Daha fazla demokrasi şart
Doç. Dr. Öztin Akgüç: Krizler kapitalizm doğasında var, son 5-6 yıldır da bir türlü bu krizden çıkamıyor. Kapitalizmin alternatifi ne olur? Yeniden sosyal devlet dönemine geçilir, çalışanlar ve zenginler açısından bir orta yol bulunabilir. Belki tam bir sosyalizme geçilmesi zor olabilir ancak 1960'larda ki gibi sosyal devlet uygulaması mantıklı görünüyor. Zaten krizlerin en büyük nedeni demokrasinin olmaması, kemer sıkmak gerekiyor denildiğinde dünyanın her tarafında maaşla geçinen, emekçilerin kemer sıkması anlaşılıyor, bekleniyor, krizlerin yükü emekçilerin üzerine yıkılıyor. Sistem her zaman büyükleri kurtarıyor, bu yaklaşım devam ederse var olan sorunlar çözülmez...
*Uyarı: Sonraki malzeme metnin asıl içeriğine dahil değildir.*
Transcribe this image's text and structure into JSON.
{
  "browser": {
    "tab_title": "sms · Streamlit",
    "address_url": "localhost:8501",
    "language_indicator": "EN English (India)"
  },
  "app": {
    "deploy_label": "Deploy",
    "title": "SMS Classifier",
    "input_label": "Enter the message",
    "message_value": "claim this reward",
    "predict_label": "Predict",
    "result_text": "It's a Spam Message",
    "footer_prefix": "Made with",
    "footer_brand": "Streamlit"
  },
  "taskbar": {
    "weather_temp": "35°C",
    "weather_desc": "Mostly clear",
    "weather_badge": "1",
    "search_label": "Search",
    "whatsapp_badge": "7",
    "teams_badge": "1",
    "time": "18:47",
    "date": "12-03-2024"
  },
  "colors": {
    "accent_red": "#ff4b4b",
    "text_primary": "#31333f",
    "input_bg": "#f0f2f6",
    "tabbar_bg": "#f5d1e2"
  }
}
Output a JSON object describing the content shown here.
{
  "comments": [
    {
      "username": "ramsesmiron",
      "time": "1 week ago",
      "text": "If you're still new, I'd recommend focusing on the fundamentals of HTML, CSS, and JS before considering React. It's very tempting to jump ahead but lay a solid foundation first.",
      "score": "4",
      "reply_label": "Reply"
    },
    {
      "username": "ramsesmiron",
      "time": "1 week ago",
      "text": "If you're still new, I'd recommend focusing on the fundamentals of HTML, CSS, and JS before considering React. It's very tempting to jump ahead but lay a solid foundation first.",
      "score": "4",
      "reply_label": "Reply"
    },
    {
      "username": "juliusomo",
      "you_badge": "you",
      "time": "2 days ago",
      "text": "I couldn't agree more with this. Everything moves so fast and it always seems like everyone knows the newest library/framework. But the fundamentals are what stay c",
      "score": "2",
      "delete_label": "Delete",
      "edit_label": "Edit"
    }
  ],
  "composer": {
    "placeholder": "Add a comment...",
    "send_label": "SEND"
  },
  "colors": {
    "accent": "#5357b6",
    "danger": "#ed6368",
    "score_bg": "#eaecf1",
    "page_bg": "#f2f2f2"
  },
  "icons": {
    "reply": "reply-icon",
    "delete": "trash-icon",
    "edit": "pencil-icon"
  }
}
Çekirge kaç kez zıplayacak?
Uğur Civelek-Ekonomist: Bugün yaşadıklarımız, içinde bulunduğumuz koşullar var olan sistemin sürdürülebilir olmadığını gösteriyor. Merkez bankalarını likidite silahını devreye sokmasıyla, varlık değerlerini tekrar şişirmesiyle bugüne geldik, yani çekirge bir kez daha sıçradı. İkinci bir sıkıntıda belki bir kez daha zıplayabilir ama 3 kez, 4 kez zıplamaz, zıpyamayaz. Bugün de merkez bankaları yine aynı silahı kullanıyor, likidite vererek ağrıları dindirmeye çalışıyor. Ağrıyı dindirmek, tedavi etmek anlamına gelir. Dünyada piyasalar 'sadece beni kurtar, başkası önemli değil' diyor, bu mesajı veriyor ancak bu periyot devam ederse kimse kimseyi kurtaramayacak!